O mesmo administrador mostra-se cético quanto à proibição de falar crioulo e dá as suas razões:
“A proibição de se falar o crioulo somente nas repartições, nas escolas e em todos os estabelecimentos do Estado, a meu ver, serão de resultados muito limitados. Onde se fala mais crioulo não é nas repartições públicas nem nas escolas nem nos estabelecimentos do Estado mas fora: na rua, nas casas particulares e sobretudo nos estabelecimentos comerciais. Nas suas transacções, os comerciantes e os empregados, na sua maioria, só falam crioulo.

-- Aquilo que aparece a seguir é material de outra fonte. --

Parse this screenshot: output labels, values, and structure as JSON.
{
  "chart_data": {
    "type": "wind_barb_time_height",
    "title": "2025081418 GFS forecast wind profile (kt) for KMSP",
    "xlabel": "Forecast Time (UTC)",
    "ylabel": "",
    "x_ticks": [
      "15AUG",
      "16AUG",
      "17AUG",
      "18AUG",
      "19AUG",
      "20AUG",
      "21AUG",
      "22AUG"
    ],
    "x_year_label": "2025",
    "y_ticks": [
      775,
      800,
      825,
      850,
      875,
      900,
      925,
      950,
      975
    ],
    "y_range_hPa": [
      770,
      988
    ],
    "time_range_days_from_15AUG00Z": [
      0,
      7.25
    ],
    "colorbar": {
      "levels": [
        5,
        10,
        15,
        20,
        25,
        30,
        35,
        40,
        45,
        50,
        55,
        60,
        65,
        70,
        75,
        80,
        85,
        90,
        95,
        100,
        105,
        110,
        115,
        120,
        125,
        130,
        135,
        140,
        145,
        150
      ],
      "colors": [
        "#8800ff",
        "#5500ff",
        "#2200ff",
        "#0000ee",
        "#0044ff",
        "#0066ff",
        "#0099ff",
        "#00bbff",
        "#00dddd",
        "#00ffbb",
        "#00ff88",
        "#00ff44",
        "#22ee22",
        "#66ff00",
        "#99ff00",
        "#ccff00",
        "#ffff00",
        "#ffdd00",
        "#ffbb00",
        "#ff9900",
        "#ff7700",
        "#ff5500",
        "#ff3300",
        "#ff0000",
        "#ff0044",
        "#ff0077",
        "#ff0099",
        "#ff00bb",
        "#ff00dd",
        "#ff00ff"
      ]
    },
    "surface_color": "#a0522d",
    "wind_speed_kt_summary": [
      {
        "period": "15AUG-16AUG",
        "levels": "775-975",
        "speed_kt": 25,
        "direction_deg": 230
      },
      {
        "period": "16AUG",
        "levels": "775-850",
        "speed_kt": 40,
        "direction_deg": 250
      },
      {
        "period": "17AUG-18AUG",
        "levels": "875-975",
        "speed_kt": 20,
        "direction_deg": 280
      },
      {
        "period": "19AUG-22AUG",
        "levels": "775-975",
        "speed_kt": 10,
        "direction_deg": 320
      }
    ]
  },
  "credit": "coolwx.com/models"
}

Assim foi e assim é desde há muito”.

Surpreendente é o que o Administrador de Bijagós responde ao Governador acerca das licenças para o exercício de comércio fora das povoações comerciais:
“A opinião que o signatário forma dos concessionários e proprietários, salvo raras excepções, é a seguinte: pede-se uma concessão não para trabalhar e de conta própria tirar à terra o máximo da sua riqueza, mas única e exclusivamente para explorar o indígena. O que se pretende é que na concessão, ou perto desta, haja bolanhas. Pois logo que tal se dê fazem compreender que são donos do chão e que eles, indígenas, só podem cultivar o terreno com a sua autorização e vendendo-lhe os produtos. É tal o desplante dos senhores “ponteiros” que chegam a considerar os indígenas como propriedade sua, de que pretendem tirar o máximo rendimento.
Acresce que, quase sempre, os senhores concessionários e proprietários se eximem ao pagamento dos respectivos impostos, principalmente licenças comerciais e, ao comprarem os produtos, exploram o indígena ao máximo, fazem-no ou por medidas que saem muito fora do normal ou por pesagens em que os instrumentos de pesar foram previamente preparados para o fim em vista. E como a fiscalização deste comércio se torna impossível, o signatário tem de há muito opinião formada de que só com a proibição do exercício do comércio nas concessões e propriedades é que se acabará com tal estado de coisas”.
Mudando de azimute, desta vez dirigido para a questão do melhoramento da exploração agrícola indígena, pronuncia-se do seguinte modo:
“Nos Bijagós, cuja área é toda povoada por extensos palmares, estes não permitem o emprego da charrua, pois haveria necessidade de se cortarem as palmeiras para arranjar terrenos próprios a outras lavouras, o que se tornaria contraproducente, visto diminuir a produção do coconote, a maior riqueza do arquipélago, senão a única”.
E vamos verificar que este senhor administrador também faz profissão de fé em meter as mãos na massa quanto a pomares, palmares, horta e viveiros:
“Desbravei o mato necessário para a plantação de cerca de mil pés de banana, sendo seiscentos pés das Canárias e trezentos pés das melhores qualidades de Tombali.
Fiz grandes viveiros de citrinos, pinheiras e feijão-congo, que já no próximo ano serão distribuídos pelos postos e tabancas indígenas, assim como plantei muita mandioca e batata-doce. Tudo está presentemente pegado, espero que nenhuma árvore morra, pois não lhe faltarei com a rega. Para o ano, penso fazer viveiros de coleiras, fruta-pão, goiabeiras, etc., que penso fazer parte dos pequenos pomares indígenas que tenciono fazer”.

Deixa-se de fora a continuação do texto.